Nicht wirklich auf der Höhe der Zeit

Im Grunde ändert sich ja seit Jahren fast täglich etwas an unserer Infrastruktur in Karlsruhe. Durch die schrittweise Aufhebung der Baustelle am Durlacher Tor aber dort in etwas verdichteter Form. Aber nicht nur bei mit der Kombilösung in Verbindung stehenden Baumaßnahmen, sondern auch bei ganz 'normalen' Veränderungen - und nicht immer ist das Ergebnis wirklich berauschend, vor allem in Bezug auf die Eignung für den Radverkehr. Beim gemütlichen Beisammensein im Anschluss an die CM am Freitag Abend bin ich noch zu den folgenden Punkten angestupst worden.
Hier haben die Autos zwar regelmäßig Rot, aber warten müssen die nur einmal, bis die Bahn durch ist. Dann geht es weiter. Da wo es dann für uns über die Straße geht, muss in dem Fall fast immer zwei Mal gewartet werden. Ob das später weniger wird, wenn es durch den Tunnel geht? Falls ja, heißt es aber noch eine ganze Weile warten.

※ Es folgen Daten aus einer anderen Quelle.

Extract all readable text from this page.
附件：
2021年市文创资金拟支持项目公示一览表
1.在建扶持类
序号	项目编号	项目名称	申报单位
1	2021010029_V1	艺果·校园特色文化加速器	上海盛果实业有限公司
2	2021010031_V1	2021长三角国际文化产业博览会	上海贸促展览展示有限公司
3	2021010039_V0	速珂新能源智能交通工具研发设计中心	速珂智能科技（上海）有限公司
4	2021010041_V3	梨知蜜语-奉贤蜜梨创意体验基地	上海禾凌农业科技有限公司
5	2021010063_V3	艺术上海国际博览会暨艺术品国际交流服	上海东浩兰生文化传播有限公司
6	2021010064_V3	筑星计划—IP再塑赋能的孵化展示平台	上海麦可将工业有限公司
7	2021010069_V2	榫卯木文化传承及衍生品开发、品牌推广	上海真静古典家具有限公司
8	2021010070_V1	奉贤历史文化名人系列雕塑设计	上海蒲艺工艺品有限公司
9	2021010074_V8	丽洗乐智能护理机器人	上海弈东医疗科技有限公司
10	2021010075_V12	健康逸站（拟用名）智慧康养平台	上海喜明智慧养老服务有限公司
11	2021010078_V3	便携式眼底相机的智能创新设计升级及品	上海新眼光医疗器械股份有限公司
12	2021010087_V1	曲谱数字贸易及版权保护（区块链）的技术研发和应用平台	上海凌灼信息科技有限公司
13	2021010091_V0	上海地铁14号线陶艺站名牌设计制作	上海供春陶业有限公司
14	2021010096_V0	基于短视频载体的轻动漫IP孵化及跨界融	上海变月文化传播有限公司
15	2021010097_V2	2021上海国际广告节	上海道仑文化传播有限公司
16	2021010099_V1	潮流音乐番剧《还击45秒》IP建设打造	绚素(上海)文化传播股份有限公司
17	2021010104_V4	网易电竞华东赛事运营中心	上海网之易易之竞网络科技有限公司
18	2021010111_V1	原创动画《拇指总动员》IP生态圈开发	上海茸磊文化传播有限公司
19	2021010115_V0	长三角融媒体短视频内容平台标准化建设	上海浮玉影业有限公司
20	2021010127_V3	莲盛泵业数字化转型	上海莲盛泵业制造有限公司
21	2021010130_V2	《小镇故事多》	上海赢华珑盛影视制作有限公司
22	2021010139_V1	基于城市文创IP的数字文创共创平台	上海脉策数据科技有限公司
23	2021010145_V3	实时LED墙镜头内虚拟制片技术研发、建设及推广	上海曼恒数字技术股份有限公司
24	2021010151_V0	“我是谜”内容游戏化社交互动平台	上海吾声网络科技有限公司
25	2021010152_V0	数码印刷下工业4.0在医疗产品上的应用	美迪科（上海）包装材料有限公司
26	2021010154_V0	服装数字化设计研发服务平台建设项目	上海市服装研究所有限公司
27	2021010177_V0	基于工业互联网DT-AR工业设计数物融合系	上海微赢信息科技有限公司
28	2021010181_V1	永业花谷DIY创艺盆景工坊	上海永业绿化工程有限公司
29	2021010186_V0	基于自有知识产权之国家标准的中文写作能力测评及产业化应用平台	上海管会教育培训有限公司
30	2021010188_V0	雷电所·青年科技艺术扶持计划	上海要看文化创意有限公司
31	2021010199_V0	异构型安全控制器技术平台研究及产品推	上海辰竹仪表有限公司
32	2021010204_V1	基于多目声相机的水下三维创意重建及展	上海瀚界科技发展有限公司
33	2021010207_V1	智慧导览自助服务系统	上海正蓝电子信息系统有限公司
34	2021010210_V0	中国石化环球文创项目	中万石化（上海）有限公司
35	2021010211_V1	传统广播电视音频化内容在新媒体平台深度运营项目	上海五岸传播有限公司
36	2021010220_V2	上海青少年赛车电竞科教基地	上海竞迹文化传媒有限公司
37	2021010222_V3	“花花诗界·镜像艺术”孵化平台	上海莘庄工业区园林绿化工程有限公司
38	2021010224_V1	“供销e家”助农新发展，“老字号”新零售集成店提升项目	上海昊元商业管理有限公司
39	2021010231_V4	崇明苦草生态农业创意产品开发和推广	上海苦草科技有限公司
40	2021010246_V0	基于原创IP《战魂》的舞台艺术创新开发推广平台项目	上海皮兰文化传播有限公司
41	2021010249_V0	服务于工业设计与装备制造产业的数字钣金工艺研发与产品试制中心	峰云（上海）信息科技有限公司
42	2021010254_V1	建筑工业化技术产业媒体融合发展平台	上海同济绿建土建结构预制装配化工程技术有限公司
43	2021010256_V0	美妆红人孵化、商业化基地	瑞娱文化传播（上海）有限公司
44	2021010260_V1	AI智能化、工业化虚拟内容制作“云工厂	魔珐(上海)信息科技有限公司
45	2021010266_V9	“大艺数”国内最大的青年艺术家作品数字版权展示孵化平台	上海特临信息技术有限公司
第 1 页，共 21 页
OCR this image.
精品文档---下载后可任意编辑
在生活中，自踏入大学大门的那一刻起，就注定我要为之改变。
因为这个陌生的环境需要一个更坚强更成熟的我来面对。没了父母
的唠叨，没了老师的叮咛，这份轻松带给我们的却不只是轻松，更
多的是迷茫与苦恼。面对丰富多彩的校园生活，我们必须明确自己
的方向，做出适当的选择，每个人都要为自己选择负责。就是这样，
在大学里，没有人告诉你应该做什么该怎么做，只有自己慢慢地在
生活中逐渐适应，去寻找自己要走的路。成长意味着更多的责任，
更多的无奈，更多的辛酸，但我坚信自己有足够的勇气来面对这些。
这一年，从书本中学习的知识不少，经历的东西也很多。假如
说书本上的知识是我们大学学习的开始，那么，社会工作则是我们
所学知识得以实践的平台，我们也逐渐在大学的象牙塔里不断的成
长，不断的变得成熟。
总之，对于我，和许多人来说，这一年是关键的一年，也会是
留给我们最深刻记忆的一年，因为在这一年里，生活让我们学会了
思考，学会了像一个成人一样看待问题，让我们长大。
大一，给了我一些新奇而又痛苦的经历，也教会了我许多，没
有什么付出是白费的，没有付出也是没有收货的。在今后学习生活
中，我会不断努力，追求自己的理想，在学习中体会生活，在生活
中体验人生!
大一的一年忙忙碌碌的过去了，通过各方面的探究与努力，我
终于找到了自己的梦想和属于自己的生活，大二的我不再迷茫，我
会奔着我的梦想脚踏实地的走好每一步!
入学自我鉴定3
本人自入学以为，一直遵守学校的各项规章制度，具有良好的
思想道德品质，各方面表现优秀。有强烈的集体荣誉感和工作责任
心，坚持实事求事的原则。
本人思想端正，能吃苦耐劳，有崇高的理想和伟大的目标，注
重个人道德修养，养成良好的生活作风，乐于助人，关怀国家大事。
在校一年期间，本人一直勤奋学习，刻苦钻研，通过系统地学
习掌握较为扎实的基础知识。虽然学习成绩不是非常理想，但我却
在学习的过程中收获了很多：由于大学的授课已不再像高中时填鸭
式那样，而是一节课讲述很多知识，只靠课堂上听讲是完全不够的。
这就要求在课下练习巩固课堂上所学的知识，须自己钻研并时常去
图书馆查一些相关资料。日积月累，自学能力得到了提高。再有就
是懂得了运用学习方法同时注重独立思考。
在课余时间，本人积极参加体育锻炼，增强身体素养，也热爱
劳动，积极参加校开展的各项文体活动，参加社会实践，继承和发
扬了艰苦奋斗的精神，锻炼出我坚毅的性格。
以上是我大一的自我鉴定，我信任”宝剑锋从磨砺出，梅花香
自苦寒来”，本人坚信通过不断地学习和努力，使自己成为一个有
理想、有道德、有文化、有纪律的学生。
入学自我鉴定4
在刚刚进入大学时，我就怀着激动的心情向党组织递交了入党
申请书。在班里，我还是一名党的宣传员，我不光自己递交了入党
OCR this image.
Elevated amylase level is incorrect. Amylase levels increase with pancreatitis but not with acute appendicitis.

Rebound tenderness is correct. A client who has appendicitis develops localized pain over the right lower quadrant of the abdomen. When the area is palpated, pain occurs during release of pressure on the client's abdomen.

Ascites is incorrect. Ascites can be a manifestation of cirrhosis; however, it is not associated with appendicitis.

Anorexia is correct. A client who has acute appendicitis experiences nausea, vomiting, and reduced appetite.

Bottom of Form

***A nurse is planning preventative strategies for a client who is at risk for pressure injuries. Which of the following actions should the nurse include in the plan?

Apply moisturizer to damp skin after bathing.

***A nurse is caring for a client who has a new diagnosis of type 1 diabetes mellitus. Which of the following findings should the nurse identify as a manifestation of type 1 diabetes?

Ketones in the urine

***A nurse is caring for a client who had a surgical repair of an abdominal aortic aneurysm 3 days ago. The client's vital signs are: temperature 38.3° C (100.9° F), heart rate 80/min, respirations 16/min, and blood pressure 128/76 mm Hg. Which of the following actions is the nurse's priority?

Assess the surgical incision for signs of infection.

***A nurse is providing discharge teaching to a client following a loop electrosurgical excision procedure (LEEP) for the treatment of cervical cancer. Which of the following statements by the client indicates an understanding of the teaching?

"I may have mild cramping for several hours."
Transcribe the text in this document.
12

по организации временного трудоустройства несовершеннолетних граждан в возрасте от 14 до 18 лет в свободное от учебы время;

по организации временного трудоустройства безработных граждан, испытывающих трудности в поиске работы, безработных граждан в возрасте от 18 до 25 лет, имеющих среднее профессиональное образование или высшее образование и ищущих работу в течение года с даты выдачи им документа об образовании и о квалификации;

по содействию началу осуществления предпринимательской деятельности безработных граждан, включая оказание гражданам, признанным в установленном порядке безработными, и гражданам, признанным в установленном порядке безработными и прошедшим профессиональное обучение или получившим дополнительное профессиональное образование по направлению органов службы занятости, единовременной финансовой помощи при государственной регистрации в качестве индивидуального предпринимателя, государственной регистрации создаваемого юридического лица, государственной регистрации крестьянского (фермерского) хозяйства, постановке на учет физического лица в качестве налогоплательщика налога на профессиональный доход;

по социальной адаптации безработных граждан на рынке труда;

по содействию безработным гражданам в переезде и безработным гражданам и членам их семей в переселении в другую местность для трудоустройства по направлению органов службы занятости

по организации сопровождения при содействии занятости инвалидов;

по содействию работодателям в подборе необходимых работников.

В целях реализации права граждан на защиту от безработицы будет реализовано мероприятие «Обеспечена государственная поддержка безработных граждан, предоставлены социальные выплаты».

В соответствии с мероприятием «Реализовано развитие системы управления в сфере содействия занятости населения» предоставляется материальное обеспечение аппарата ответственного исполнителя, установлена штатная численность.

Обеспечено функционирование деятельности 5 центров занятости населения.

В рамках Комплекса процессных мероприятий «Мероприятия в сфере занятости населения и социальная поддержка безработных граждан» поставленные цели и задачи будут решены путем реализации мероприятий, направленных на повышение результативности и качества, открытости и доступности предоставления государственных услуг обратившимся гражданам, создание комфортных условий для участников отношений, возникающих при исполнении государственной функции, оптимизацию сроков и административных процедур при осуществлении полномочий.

Erst vor kurzem habe ich ja die Schaltung einer Ampel über die Durlacher Allee gelobt, bei der Fußgänger und Radler tatsächlich identisch lange Grün-Phasen haben wie der MIV. Inzwischen hat sich an der Stelle allerdings schon wieder einiges verändert und ganz uneingeschränkt kann man das leider nicht mehr stehen lassen. Darüber hinaus sind noch ein paar andere Sachen dort umgesetzt worden, die zum Teil nicht wirklich gut gelöst sind.

Hier muss man sich erst kurz orientieren, um zu sehen, dass für Radler eine separate Querung direkt parallel zu den Gleisen besteht. Die Winkel zu den Gleisen sind grenzwertig. Da könnte man auch noch etwas zur Sicherung machen.
Um an die Ampel zurück zu kommen. Nachdem dort inzwischen die neue Straßenbahnhaltestelle in Betrieb ging, zeigt sich, dass meine Freude verfrüht war. Wie so häufig wurden an dieser Stelle Radler und Fußgänger eindeutig hinter ÖPNV und Autoverkehr eingereiht. Von Gleichberechtigung keine Spur. Wenn hier viele Bahnen unterwegs sind, ist es mal wieder so, dass man die Schienen und die Straße fast nie am Stück überqueren kann. Entweder steht man vor den Schienen bei Rot oder vor der Straße oder beiden.
Hier bekommt man schnell mal Genickstarre, wenn man die Ampel im Blick behalten will.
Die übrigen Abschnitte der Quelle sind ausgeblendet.